Gestern war es endlich soweit. Seit nunmehr 25 Jahren und einem Tag hüpfe ich fröhlich (und auch mal weniger fröhlich) quer durch die Welt. Ein Vierteljahrhundert. Wow.
Gefeiert habe ich gestern Abend zusammen mit guten Freunden in München. Es war eine geniale Fete. Ich war jedoch nicht das einzigste Geburtstagskind. Ich freue mich schono auf die Fotos *g*. Wobei ich glaube, dass dort einige etwas peinlich sein könnten.. *in die Luft guck und Pfeiff*
Zwar hatte ich mir Anfang des Jahres überlegt, mein erstes Vierteljahrhundert mit einem Auslandsmarathon (Wien) abzuschließen, aber ich hatte zu wenig trainiert. Außerdem hätte ich die gestrige Party ja dann verpaßt!!
Auch hier möchte ich mich nochmal herzlich bei der Gastgeberin und den Gästen bedanken. Es war ein schöner Abend!
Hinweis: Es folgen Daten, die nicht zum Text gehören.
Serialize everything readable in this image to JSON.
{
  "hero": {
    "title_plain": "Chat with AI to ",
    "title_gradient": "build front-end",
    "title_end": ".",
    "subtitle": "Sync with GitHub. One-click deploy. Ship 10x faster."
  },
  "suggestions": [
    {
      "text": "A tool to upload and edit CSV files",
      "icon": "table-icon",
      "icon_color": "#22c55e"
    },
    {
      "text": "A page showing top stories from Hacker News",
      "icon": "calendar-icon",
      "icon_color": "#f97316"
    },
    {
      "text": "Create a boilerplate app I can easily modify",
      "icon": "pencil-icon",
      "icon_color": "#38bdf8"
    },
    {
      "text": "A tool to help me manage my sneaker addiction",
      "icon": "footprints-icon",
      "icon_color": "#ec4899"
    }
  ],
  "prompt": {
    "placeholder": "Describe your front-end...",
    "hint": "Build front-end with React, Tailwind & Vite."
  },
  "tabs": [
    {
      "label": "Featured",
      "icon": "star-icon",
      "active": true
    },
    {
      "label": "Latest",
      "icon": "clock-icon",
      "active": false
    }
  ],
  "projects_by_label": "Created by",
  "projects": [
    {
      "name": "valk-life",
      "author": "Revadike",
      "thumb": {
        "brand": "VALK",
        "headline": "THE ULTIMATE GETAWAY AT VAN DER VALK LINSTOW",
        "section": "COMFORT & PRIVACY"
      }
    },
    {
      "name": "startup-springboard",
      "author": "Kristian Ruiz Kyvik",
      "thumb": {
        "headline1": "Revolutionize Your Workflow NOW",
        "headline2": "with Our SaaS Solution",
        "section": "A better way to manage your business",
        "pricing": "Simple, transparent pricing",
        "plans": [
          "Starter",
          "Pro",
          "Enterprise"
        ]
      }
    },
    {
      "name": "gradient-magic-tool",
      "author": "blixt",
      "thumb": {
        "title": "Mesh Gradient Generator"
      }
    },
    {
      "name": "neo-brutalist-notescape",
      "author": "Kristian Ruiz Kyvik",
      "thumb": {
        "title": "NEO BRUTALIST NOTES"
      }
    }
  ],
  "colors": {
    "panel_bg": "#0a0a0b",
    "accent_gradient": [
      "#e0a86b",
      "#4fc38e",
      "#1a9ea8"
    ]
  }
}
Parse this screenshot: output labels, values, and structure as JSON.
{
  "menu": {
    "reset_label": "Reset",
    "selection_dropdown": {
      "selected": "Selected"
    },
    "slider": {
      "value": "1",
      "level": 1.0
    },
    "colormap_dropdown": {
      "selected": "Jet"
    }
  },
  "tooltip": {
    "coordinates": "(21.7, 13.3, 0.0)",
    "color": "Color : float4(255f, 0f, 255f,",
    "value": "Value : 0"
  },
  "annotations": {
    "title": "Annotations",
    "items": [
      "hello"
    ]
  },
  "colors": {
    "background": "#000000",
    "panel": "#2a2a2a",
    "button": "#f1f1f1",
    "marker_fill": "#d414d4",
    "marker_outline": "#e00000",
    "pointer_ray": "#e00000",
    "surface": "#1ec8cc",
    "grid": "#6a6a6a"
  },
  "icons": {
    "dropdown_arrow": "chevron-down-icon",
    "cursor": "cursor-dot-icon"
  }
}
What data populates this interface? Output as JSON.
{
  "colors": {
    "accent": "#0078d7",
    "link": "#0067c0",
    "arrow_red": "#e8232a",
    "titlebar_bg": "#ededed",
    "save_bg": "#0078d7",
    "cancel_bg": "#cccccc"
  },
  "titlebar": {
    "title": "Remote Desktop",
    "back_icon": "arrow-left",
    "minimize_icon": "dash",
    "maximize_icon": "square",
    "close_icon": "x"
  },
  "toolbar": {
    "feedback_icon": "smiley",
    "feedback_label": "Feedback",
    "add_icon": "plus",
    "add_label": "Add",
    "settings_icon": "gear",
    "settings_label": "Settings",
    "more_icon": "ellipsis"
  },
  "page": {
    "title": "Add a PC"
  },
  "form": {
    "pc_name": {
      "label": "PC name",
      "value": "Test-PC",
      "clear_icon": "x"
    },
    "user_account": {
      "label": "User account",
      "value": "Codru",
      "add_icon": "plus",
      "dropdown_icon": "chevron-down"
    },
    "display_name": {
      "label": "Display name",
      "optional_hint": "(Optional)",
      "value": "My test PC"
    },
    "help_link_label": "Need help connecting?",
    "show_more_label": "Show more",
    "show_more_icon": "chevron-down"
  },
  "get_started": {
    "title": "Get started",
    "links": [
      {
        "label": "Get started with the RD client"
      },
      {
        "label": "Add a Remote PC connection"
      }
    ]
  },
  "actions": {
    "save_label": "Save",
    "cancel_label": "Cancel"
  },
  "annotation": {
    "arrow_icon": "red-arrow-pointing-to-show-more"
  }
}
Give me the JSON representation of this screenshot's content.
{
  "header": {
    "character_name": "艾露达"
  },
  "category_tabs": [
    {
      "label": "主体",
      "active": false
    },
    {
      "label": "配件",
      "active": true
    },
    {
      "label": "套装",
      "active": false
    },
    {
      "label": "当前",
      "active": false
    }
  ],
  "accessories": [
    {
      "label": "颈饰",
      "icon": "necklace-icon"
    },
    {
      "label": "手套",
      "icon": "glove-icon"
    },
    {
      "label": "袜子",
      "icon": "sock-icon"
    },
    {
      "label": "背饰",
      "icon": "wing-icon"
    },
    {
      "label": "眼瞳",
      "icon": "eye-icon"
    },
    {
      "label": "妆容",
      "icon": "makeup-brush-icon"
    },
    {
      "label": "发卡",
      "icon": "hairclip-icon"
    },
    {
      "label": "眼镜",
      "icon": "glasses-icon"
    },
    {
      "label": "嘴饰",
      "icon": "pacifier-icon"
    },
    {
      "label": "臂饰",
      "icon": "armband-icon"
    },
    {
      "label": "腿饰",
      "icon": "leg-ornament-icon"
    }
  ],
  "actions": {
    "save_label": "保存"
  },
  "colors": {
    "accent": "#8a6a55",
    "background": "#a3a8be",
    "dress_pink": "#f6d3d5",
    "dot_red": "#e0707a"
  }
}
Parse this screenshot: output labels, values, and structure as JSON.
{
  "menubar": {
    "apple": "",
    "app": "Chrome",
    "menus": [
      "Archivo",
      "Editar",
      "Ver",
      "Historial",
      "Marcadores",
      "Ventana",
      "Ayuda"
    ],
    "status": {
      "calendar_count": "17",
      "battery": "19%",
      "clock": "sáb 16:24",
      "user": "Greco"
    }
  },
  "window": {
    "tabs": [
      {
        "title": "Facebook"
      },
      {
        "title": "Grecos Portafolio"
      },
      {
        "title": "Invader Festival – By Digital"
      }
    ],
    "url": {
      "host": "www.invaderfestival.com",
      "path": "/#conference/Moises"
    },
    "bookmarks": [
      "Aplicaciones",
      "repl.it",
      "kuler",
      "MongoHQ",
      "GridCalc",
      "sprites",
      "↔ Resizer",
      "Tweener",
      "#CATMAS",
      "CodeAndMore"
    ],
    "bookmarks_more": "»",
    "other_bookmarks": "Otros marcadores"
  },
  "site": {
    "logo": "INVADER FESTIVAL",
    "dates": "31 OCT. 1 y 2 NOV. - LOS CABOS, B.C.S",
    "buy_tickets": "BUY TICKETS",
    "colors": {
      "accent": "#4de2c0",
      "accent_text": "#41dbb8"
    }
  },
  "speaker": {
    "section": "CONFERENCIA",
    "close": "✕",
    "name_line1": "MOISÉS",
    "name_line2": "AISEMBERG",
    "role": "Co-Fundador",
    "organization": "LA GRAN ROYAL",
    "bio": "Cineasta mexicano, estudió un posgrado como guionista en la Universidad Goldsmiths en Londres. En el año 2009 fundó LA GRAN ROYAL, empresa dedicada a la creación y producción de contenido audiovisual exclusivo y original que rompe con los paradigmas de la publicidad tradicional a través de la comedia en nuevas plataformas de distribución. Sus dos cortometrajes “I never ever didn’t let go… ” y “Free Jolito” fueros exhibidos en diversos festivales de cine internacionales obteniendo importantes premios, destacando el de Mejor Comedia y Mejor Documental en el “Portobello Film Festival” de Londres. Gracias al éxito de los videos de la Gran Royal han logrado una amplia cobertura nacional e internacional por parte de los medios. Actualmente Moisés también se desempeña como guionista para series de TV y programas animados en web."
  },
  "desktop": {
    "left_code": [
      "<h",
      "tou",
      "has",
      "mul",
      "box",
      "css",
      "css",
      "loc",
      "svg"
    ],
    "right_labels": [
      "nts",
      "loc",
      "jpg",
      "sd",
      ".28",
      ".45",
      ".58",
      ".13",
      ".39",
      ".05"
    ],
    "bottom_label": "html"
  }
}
Fremdenfeindliches Spamming

Dienstag, den 17. Mai 2005

Seit einigen Tagen tauchen bei mir Mails auf, welche “gegen das vergessen” seien und die schrecklichen Verbrecher der Außländern in Deutschland aufzeigen. Soll damit der Fremdenhass gesteigert werden? Wie primitiv müssen die Verursacher solcher Mails sein, dass Sie meinen, mich damit manipulieren zu können?
Wie Ernst sollte man ungefordert zugesandte E-Mails mit irgendeinen provozierend formulierten Betreff und meist nur einer Linksammlung mit “Lest selbst” nehmen? Für mich sind das nur primitive Kleinkriminelle, die nicht mit Logik überzeugen können und nur Hass streuen wollen. Ohne mich.

Workcamp in Uganda

Mittwoch, den 11. Mai 2005

Ich hatte mich zum Workcamp in Uganda beworben und daraufhin auch zum Bewerbungsgespräch nach Regensburg eingeladen. Dieses fand letzten Samstag statt. Heute habe ich von der Bayerischen Sportjugend Post bekommen. Ich bin leider nicht dabei :-(
Ist für mich auch verständlich. Von den 20 eingeladenen Bewerbern können nur zehn in Uganda teilnehmen. Die BSJ will natürlich auch langfristig freiwillige Helfer finden. Ich war einer von wenigen Personen, die fest im Berufsleben stehen und einen themenfremden Beruf (Web Programmierer) ausführen. Der Samstag (mal abgesehen von der Irrfahrt in Regensburg *g*) war trotzdem sehr schön, lustig und lehrreich.
In zwei Jahren findet wieder ein Workcamp statt. Wobei ich dann schon fast 27 bin… (Ausschreibung war dieses Jahr für 18 bis 26jährige).